Siberuzay ve Hukuk Dizaynı başlıklı yazımızda “Siberuzayı ve üzerindeki tüm hareketleri kontrol altına almak ancak bir dünya hükümeti kurulması ile mümkün olabilir” demiştik. Bugün bunun tam tersi olan resme biraz bakıp, neden uluslararası regülasyonların gerekli olduğunu açıklamaya çalışacağız.
Internet, ilk önce kendi kendini regüle edebilir bir mecra olarak hayal edildi fakat “kendi kendine regülasyon”un ne olduğu herkes için açık değildi. Kimileri bunu “regülasyon olmaması” diye yorumladı, kimileri de daha doğru olarak “regülasyonun devletlerin müdahalesi olmadan, bir sektör regülasyonu şeklinde olması” şeklinde yorumladı.

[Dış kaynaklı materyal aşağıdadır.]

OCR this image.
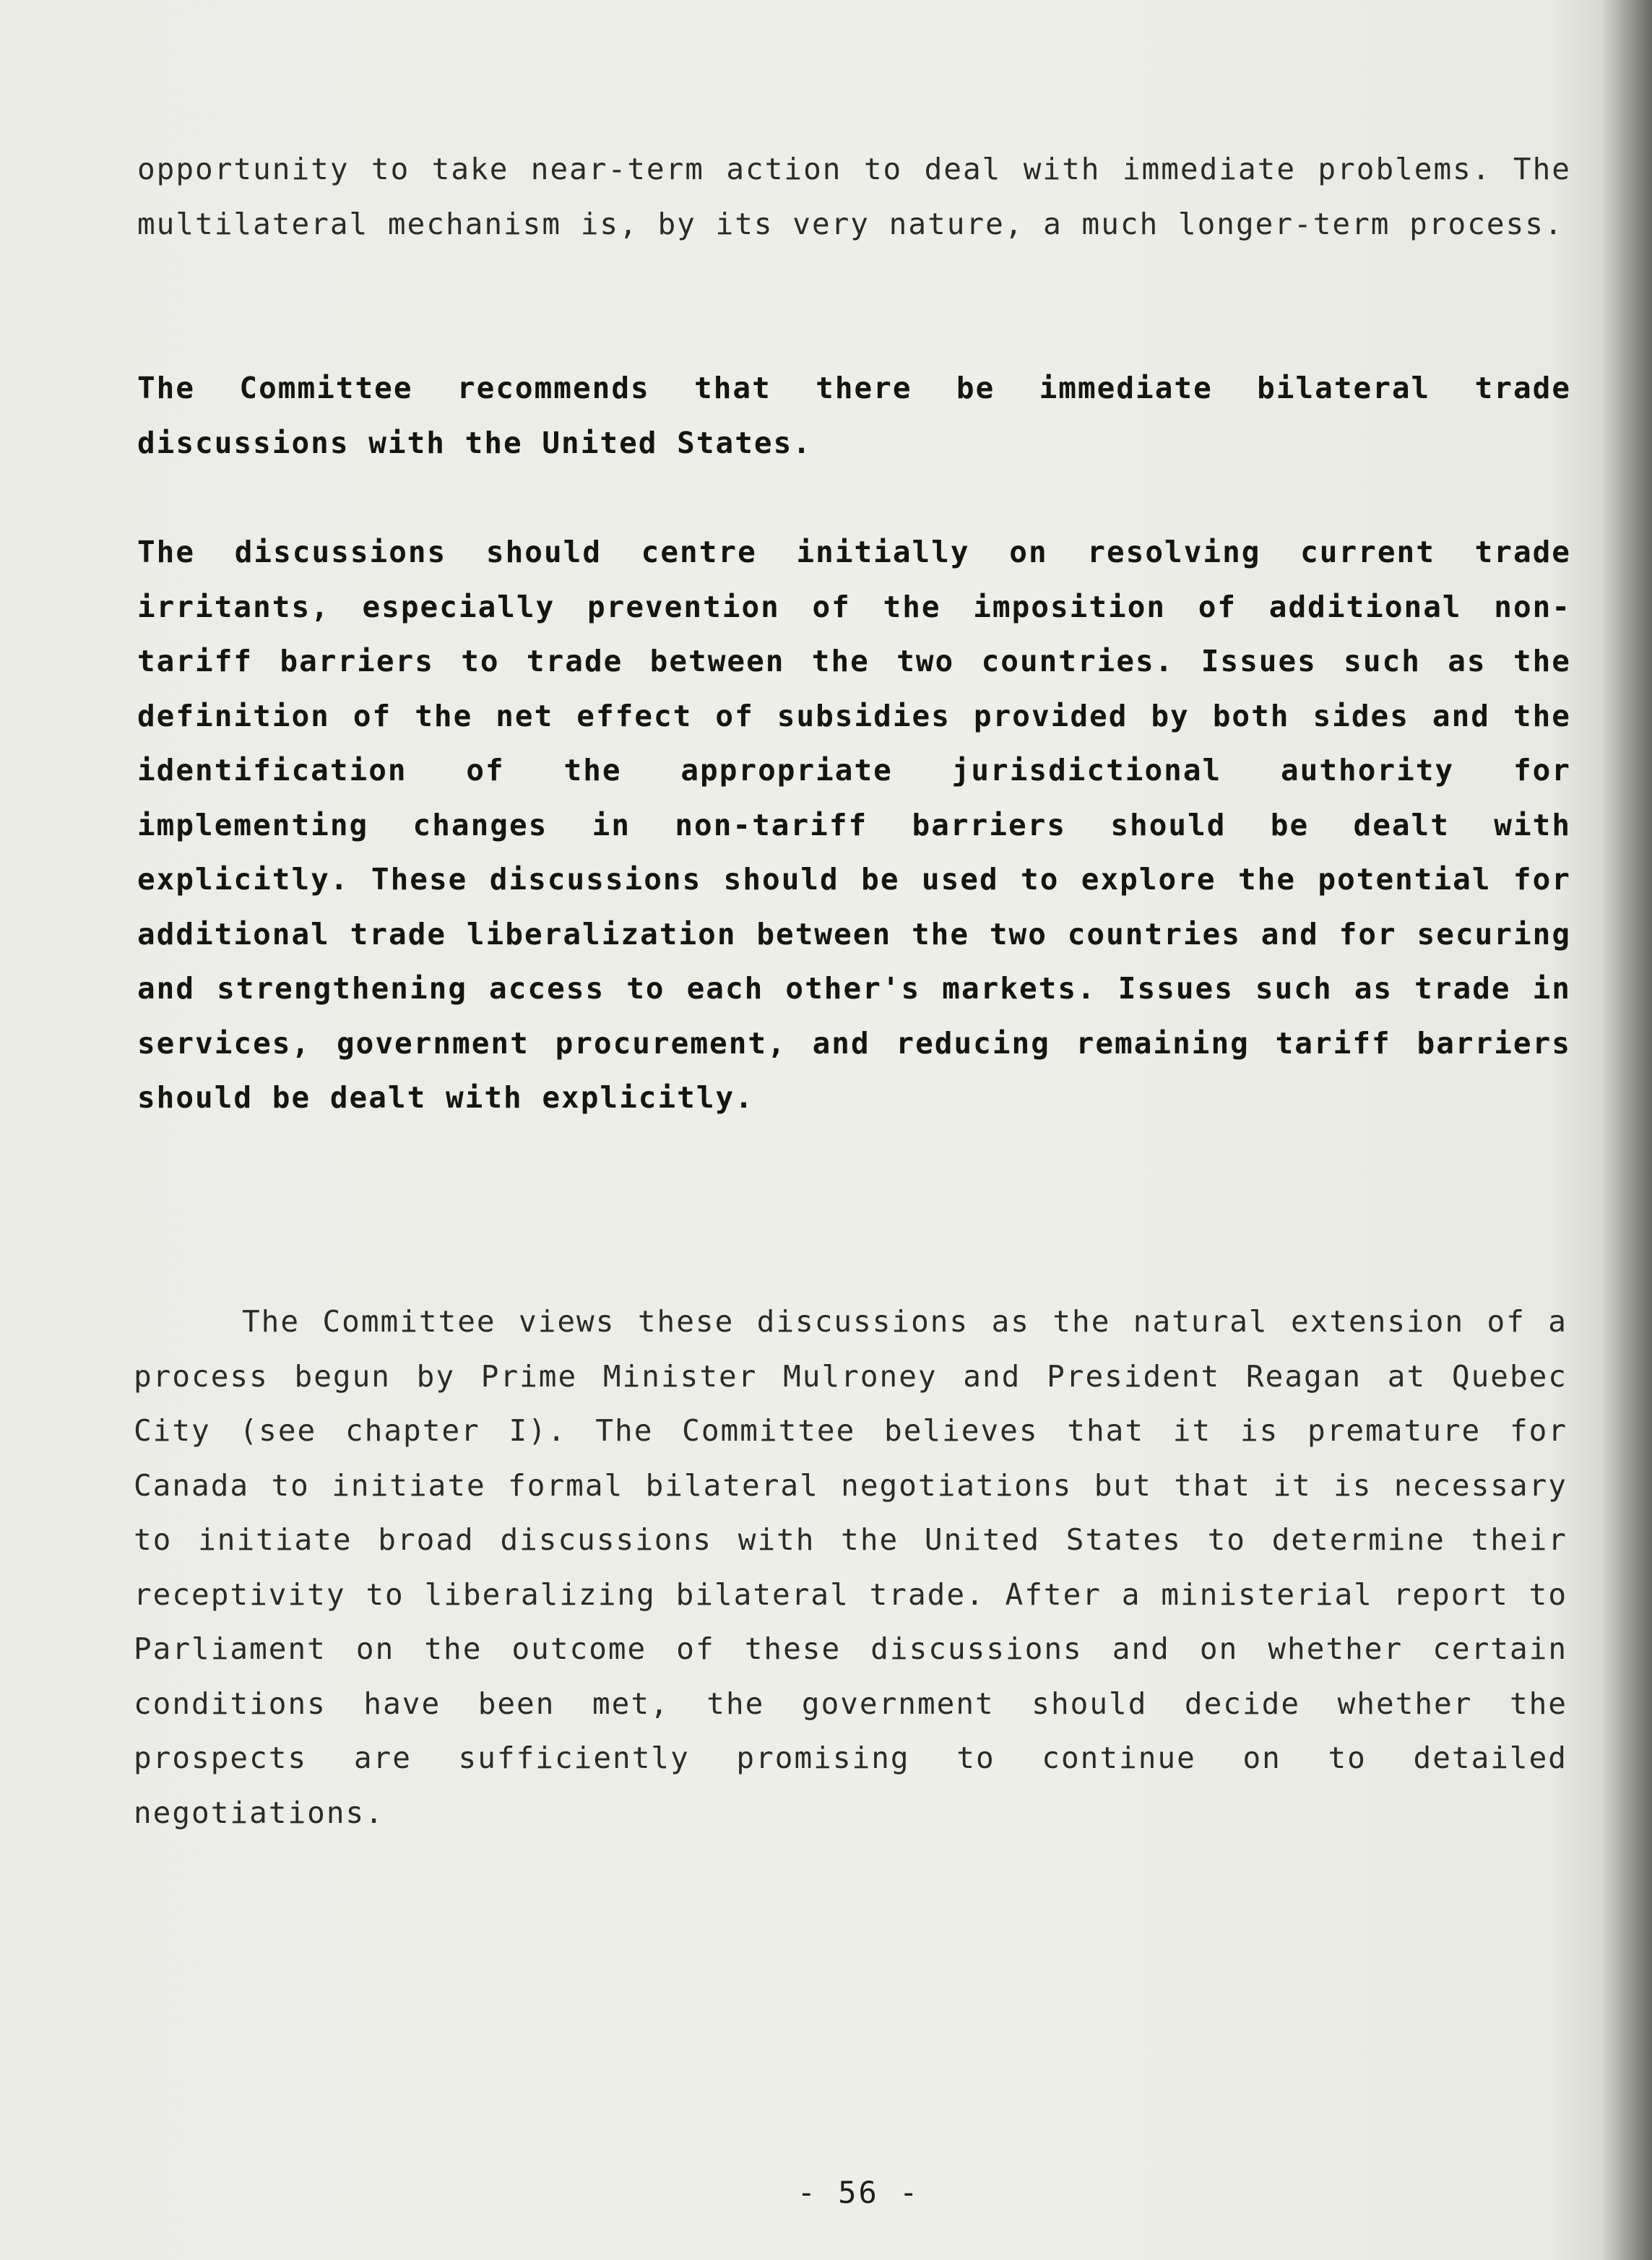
opportunity to take near-term action to deal with immediate problems. The multilateral mechanism is, by its very nature, a much longer-term process.

The Committee recommends that there be immediate bilateral trade discussions with the United States.

The discussions should centre initially on resolving current trade irritants, especially prevention of the imposition of additional non-tariff barriers to trade between the two countries. Issues such as the definition of the net effect of subsidies provided by both sides and the identification of the appropriate jurisdictional authority for implementing changes in non-tariff barriers should be dealt with explicitly. These discussions should be used to explore the potential for additional trade liberalization between the two countries and for securing and strengthening access to each other's markets. Issues such as trade in services, government procurement, and reducing remaining tariff barriers should be dealt with explicitly.

The Committee views these discussions as the natural extension of a process begun by Prime Minister Mulroney and President Reagan at Quebec City (see chapter I). The Committee believes that it is premature for Canada to initiate formal bilateral negotiations but that it is necessary to initiate broad discussions with the United States to determine their receptivity to liberalizing bilateral trade. After a ministerial report to Parliament on the outcome of these discussions and on whether certain conditions have been met, the government should decide whether the prospects are sufficiently promising to continue on to detailed negotiations.

- 56 -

Elbette bugün hayatımızın pek çok aşaması internet üzerinde gelişmektedir ve e-devlet uygulamalarının yaygınlaşması ile pek çok daha aşaması internet üzerine taşınacaktır. Siberuzay regülasyonu dediğimiz şeyin içinde erişim hakları, anonimlik, verilerin koruması, yazılım, zararlı kod, spam, siber-holiganlık, kimlik hırsızlığı, siber-terörizm ve siber-savaşın da dahil olduğu onlarca alt madde var (Kamal). Bunların hepsiyle ilgili regülasyonları kim yapacak? Kim uygulanmasını sağlayacak? Kim cezalandıracak? “Sıfır regülasyon”un bir hayal olduğunu anlıyoruz, demek ki regülasyon gerekli. Peki internet endüstrisi, bunu devletlerden bağımsız olarak yapabilir mi?

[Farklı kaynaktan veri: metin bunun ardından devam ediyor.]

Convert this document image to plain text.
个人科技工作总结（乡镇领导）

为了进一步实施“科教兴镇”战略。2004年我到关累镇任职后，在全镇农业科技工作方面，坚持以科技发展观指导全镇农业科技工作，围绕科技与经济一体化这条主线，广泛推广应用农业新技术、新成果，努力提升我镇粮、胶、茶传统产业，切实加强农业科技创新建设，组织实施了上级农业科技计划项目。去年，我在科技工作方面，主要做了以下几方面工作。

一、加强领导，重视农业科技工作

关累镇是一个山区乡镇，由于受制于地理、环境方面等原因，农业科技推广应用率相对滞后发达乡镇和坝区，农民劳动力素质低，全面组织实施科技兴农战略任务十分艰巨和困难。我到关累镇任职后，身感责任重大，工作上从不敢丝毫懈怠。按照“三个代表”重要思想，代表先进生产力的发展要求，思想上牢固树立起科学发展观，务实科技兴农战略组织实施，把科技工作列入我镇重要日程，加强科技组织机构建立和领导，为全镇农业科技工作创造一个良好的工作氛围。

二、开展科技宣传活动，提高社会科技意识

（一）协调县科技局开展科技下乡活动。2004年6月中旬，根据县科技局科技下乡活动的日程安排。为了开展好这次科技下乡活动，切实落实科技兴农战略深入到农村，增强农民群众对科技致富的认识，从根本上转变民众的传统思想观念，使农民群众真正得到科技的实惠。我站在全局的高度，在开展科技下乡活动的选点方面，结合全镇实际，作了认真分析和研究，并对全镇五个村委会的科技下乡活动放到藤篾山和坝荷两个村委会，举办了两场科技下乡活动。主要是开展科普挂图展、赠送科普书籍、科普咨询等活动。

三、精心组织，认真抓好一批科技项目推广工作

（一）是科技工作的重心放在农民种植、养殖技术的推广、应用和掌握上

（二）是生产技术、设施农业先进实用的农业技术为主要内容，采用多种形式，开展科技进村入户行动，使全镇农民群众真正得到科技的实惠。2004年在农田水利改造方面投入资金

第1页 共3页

Avustralya Tüketici Derneği’nin 1999’da yaptığı bir araştırmaya göre, bir sektörün kendi kendini regüle edebilmesi için aşağıdaki şartların oluşması gereklidir (Ang, 2003):
- Motive bir endüstri: Belirli bir regülasyona uyulması durumunda ödüllendirilme (tüketici tercihi), uyulmaması durumunda cezalandırma (sektör, medya, tüketici baskısı şeklinde) olması
- Küçük sayıda büyük oyuncunun olması: Bankacılık veya Enerji sekörü gibi.
- Devlet regülasyonlarının asgari kriterleri belirliyor olması.
- Sektörün yer aldığı pazarın olgunlaşmış olması: Şirketlerin oluşacak problemler konusunda yeterince tecrübelenmiş olması.
Buradan çıkartılabileceği şekilde, siberuzay sektör regülasyonları ile düzenlenebilecek bir konu değildir.
Ayrıca, siberuzayın regülasyonu devletlerin ortak iradesi olmadan da mümkün değildir. Örneğin, internet üzerinden başka bir ülkede yer alan bir şirket üzerinden alış-veriş yapan tüketicinin finansal bilgilerinin güvenliği; tüketicinin bulunduğu ülke, satıcı şirketin bulunduğu ülke ve satıcı şirketin sunucularının bulunduğu ülkenin farklı gizlilik ve güvenlik regülasyonları olduğu için, sorun oluşturabilmektedir. Aynı zamanda, Çin gibi (ve bazı bakımlardan malesef Türkiye gibi) ülkelerde bir taraftan e-ticaret yaygınlaştırılmaya yönelik regülasyonlar yapılırken (elektronik imza, kayıtlı e-posta gibi) diğer taraftan fikri mülkiyet hakları ve bireysel özgürlükler konusunda ciddi kısıtlayıcı politikalar izlenmektedir (youtube’un kapatılması gibi) ve bir taraftan da basit DNS ayarları veya tüneller kullanılarak yerel regülasyonlardan bireylerin sıyrılması mümkün olmaktadır.
Özetle, uluslararası organizasyonların tavsiye kararlarının ötesinde, bu konuda yetkili olanların ülkelerin iç hukuklarını belirli standartlara getirmeye teşvik edici, veya zorlayıcı, regülasyon yaratmaları şarttır.